Re: [RFC PATCH 4/4] x86/TSC: Use RDTSCP
From: Borislav Petkov
Date: Wed Dec 12 2018 - 13:45:11 EST
On Wed, Dec 12, 2018 at 10:07:03AM -0800, Andy Lutomirski wrote:
> You're proving my point, I think. CPUID, IRET, MOV to CR, etc are
> "serializing". LFENCE, on many CPUd and depending on MSRs, is a
> different kind of serializing. MFENCE is something else. All LOCK
> instructions are some kind of barrier, but I don't think anyone calls
> them "serializing".
Yeah, peterz and I hashed it out a bit today on IRC about the different
meanings of serializing. I see your point now.
> The uaccess users of barrier_nospec() are presumably looking for a
> speculation barrier in the sense of "CPU, please don't execute the
> code after this until you're sure that this code should be executed
> for real and until all inputs are known, not guessed."
Yeah, I believe AMD's paper has this nicely written:
"MITIGATION G-2
Description: Set an MSR in the processor so that LFENCE is a dispatch
serializing instruction and then use LFENCE in code streams to
serialize dispatch (LFENCE is faster than RDTSCP which is also dispatch
serializing). This mode of LFENCE may be enabled by setting MSR
C001_1029[1]=1.
Effect: Upon encountering an LFENCE when the MSR bit is set, dispatch
will stop until the LFENCE instruction becomes the oldest instruction in
the machine."
https://developer.amd.com/wp-content/resources/90343-B_SoftwareTechniquesforManagingSpeculation_WP_7-18Update_FNL.pdf
which is basically what you want for the whole mitigation crap if you
want to kill speculation - you simply hold dispatch until the LFENCE
retires.
> The property I want for RDTSC ordering is much weaker: I want it to be
> ordered like a load.
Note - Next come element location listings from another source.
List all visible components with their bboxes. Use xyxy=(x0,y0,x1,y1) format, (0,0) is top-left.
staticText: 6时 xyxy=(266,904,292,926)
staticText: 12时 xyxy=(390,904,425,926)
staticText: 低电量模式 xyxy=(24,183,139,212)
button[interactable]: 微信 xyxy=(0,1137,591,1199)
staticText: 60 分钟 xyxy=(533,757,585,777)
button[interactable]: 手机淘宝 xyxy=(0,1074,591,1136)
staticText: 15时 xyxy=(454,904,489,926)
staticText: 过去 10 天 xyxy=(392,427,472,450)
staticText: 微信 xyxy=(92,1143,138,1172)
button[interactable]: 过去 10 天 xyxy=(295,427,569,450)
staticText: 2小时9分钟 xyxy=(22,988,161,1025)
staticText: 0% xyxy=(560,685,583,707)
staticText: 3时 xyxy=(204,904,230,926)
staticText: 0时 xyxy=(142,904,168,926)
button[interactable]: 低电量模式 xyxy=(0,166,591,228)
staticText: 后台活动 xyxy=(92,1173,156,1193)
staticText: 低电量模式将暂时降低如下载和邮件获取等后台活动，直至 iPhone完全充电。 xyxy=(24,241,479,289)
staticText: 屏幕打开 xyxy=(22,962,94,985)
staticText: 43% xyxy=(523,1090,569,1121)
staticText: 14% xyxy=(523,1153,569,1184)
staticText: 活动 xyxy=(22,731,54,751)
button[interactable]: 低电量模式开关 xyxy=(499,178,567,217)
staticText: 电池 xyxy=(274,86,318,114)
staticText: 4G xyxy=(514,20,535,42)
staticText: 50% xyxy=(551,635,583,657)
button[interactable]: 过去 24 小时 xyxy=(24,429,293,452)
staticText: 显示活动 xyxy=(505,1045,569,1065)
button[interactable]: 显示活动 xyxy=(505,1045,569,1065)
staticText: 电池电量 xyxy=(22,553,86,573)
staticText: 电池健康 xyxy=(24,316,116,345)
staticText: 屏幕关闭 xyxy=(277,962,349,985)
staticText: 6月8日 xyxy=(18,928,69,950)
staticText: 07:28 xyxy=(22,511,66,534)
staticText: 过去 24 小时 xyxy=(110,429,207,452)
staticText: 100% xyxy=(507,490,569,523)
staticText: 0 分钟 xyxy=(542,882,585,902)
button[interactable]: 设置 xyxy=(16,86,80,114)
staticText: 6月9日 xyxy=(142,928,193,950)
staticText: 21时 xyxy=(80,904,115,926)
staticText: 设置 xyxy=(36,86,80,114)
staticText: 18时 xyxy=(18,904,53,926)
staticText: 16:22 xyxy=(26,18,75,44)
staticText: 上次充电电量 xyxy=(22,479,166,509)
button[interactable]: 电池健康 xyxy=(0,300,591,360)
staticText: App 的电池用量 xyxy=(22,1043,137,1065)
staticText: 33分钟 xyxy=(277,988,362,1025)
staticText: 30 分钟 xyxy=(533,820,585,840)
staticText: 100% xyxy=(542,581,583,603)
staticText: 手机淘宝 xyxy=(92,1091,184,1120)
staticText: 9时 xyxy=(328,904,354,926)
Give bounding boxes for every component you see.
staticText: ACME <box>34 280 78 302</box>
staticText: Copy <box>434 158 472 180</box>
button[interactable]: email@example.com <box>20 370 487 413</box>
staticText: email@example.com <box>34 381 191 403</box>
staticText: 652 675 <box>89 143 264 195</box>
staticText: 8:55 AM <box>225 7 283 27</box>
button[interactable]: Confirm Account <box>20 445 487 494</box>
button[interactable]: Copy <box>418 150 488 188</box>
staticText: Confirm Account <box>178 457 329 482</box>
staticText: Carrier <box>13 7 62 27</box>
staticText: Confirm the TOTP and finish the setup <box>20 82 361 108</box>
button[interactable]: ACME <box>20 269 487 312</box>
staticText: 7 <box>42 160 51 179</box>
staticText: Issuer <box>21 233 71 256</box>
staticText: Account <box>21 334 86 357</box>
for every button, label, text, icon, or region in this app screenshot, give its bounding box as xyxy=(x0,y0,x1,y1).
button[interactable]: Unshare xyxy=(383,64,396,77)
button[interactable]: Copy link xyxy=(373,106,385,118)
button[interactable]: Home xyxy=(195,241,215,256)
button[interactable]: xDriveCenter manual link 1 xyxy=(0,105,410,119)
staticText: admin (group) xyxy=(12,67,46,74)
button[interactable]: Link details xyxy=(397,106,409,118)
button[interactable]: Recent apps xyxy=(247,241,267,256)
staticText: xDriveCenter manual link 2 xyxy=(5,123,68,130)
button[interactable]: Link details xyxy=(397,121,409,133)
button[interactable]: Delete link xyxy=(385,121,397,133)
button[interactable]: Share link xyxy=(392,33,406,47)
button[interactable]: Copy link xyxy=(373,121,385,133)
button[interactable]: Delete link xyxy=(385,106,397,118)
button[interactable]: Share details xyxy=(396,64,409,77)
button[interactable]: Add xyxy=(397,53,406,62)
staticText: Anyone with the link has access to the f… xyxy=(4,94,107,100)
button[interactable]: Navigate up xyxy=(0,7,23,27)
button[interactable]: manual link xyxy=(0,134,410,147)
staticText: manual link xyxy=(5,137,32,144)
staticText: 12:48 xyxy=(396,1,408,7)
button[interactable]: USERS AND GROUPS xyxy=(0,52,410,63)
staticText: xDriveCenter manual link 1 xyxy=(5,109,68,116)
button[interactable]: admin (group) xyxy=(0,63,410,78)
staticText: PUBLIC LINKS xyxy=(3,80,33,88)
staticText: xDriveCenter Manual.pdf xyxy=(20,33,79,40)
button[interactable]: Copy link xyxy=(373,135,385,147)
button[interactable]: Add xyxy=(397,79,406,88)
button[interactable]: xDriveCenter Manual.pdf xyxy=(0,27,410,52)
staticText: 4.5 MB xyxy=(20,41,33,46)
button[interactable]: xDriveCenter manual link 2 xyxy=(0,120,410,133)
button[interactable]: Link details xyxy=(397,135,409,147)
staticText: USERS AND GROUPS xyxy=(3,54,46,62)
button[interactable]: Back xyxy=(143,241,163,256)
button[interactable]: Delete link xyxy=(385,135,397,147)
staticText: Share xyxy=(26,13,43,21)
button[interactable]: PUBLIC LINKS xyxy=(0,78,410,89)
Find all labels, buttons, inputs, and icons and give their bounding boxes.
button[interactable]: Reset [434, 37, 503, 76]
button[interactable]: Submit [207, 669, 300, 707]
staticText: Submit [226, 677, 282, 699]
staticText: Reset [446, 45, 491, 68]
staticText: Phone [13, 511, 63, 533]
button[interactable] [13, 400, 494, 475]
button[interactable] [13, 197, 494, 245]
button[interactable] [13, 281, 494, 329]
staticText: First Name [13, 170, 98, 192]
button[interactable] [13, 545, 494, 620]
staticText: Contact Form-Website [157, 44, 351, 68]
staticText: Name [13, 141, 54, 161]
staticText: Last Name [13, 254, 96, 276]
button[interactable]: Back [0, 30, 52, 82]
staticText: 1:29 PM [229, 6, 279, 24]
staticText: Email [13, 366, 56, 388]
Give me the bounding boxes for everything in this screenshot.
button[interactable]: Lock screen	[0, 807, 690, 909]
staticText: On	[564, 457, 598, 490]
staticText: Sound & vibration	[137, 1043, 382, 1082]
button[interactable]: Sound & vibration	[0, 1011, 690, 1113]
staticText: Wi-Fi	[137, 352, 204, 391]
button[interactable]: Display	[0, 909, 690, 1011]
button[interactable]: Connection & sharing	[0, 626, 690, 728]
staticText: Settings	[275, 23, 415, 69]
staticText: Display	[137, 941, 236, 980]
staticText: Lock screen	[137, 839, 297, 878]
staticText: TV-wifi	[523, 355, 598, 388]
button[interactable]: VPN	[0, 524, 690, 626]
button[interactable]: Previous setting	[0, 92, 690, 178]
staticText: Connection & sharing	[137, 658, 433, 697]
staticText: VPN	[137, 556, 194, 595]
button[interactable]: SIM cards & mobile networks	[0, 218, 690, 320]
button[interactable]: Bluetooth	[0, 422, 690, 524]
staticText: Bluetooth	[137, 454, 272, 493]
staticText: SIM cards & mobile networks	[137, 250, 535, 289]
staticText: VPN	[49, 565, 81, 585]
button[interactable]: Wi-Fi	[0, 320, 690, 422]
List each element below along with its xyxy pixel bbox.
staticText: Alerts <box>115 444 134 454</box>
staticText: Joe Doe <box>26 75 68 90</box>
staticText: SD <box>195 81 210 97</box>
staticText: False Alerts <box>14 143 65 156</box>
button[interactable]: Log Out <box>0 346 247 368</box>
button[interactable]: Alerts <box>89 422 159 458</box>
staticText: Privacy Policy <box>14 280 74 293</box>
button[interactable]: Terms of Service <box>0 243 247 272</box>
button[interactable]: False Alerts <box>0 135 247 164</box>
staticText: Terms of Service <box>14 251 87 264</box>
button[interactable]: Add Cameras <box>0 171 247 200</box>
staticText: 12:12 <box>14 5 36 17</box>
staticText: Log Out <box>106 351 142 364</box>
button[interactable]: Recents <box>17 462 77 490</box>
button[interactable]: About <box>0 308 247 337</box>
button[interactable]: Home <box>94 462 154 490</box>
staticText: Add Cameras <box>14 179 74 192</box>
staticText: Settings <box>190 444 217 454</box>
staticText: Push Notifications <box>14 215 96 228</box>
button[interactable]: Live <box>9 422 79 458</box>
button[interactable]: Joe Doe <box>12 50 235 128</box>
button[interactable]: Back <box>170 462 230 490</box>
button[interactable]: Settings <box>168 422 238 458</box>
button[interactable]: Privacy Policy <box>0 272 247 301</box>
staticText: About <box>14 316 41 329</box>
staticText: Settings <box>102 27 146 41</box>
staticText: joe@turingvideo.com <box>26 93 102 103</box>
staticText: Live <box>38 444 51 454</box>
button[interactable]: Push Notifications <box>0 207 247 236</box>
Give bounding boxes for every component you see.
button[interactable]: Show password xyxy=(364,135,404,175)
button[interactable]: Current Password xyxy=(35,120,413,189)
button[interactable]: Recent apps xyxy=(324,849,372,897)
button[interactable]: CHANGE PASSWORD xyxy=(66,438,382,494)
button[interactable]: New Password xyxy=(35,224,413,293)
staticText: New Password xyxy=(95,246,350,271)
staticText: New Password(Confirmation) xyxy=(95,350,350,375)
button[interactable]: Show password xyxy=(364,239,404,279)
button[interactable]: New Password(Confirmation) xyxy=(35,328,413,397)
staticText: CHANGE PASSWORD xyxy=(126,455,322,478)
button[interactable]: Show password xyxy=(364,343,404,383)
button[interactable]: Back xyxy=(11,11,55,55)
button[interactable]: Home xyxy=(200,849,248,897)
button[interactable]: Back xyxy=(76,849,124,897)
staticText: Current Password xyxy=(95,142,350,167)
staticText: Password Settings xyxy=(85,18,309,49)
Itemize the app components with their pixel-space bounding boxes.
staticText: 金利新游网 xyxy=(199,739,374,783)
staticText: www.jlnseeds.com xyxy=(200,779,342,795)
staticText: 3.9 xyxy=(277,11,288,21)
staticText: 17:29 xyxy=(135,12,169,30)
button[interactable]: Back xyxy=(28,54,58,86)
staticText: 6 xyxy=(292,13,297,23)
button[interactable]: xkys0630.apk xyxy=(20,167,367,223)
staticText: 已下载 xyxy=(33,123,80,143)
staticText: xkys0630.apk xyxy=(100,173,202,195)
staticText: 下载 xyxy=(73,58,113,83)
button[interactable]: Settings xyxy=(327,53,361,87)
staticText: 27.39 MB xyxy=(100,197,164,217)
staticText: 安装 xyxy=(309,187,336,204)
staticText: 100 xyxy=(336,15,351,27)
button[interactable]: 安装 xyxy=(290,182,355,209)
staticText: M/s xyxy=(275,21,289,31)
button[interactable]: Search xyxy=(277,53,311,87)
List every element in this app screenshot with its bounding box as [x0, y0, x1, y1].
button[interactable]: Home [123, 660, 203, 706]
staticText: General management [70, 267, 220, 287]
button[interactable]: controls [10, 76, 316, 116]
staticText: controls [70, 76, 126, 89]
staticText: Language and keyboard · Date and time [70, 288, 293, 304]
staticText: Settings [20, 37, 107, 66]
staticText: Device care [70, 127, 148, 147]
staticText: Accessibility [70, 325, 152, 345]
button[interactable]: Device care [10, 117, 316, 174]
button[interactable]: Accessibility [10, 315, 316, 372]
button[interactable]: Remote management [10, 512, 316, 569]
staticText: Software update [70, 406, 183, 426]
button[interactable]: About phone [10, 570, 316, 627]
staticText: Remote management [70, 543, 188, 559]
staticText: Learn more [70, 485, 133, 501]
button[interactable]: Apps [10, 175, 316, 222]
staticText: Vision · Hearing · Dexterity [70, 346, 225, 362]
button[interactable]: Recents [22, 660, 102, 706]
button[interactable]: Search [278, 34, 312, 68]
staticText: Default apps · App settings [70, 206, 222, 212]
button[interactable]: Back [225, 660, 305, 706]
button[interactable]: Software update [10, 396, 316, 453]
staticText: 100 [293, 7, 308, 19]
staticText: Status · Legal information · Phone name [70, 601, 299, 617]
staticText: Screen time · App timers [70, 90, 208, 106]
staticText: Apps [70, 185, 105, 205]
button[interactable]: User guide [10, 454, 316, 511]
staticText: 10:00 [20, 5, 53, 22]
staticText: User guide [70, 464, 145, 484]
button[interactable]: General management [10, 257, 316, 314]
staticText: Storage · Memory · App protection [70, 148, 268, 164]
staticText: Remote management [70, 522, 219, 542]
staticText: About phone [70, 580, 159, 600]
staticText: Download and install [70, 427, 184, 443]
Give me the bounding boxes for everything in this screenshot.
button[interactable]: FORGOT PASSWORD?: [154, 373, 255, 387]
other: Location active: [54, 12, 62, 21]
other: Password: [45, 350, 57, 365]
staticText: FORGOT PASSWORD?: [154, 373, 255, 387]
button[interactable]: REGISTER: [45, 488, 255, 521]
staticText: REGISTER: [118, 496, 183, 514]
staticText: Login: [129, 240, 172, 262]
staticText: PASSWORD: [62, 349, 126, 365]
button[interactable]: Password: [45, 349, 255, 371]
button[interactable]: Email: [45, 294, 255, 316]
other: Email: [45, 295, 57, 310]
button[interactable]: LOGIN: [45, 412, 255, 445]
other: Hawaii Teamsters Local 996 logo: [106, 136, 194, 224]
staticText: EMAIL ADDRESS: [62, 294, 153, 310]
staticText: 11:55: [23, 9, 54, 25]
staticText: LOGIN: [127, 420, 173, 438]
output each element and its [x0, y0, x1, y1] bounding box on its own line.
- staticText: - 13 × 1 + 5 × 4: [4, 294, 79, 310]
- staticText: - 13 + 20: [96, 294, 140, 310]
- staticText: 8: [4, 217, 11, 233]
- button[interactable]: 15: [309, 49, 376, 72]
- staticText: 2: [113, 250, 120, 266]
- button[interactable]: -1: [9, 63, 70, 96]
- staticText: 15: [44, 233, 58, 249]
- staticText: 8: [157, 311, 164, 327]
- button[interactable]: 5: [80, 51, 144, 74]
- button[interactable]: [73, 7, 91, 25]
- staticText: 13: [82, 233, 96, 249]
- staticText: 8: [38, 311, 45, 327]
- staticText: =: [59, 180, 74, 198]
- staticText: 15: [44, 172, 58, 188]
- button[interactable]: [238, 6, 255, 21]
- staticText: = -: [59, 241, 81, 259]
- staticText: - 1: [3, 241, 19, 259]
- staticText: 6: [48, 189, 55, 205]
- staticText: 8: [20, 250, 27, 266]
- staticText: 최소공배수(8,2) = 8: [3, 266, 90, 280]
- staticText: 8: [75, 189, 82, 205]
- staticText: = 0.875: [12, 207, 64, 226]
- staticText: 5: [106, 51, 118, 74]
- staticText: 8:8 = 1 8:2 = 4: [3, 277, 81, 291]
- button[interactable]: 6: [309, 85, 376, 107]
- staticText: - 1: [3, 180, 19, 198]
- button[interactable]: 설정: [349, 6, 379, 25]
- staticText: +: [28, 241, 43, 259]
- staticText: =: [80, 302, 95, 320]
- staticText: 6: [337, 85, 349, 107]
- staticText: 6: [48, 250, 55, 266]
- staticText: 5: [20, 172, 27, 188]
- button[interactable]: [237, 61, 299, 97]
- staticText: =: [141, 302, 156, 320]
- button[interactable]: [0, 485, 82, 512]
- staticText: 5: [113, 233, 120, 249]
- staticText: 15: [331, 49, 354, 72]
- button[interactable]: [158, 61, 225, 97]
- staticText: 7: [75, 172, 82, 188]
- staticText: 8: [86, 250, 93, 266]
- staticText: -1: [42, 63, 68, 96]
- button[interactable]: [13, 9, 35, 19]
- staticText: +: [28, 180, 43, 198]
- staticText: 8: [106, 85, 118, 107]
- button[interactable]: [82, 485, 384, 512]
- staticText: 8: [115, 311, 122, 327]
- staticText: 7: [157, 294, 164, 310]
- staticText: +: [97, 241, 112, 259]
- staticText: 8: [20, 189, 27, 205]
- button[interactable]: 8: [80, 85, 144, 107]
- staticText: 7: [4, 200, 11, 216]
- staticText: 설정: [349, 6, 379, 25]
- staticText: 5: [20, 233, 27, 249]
Imagine that, instead of an on-chip TSC, the TSC
> is literally a location in main memory that gets incremented by an
> extra dedicated CPU every nanosecond or so. I want users of RDTSC to
> work as if they were reading such a location in memory using an
> ordinary load. I believe this gives the real desired property that it
> should be impossible to observe the TSC going backwards. This is a
> much weaker form of serialization.
Well, in that case you need something new.
Because, the moment you have a RDTSC in flight and a second RDTSC comes
in and that second RDTSC must *not* bypass the first one and execute
earlier due to OoO, you need to impose some ordering. And that's pretty
much uarch-dependent, I'd say.
And I guess on AMD the way to do that is to stop dispatch until the
first RDTSC retires.
Can it be done faster? Sure. And I'm pretty sure there's a lot of pesky
little hw details we're not even hearing of, which get in the way.
--
Regards/Gruss,
Boris.
Good mailing practices for 400: avoid top-posting and trim the reply.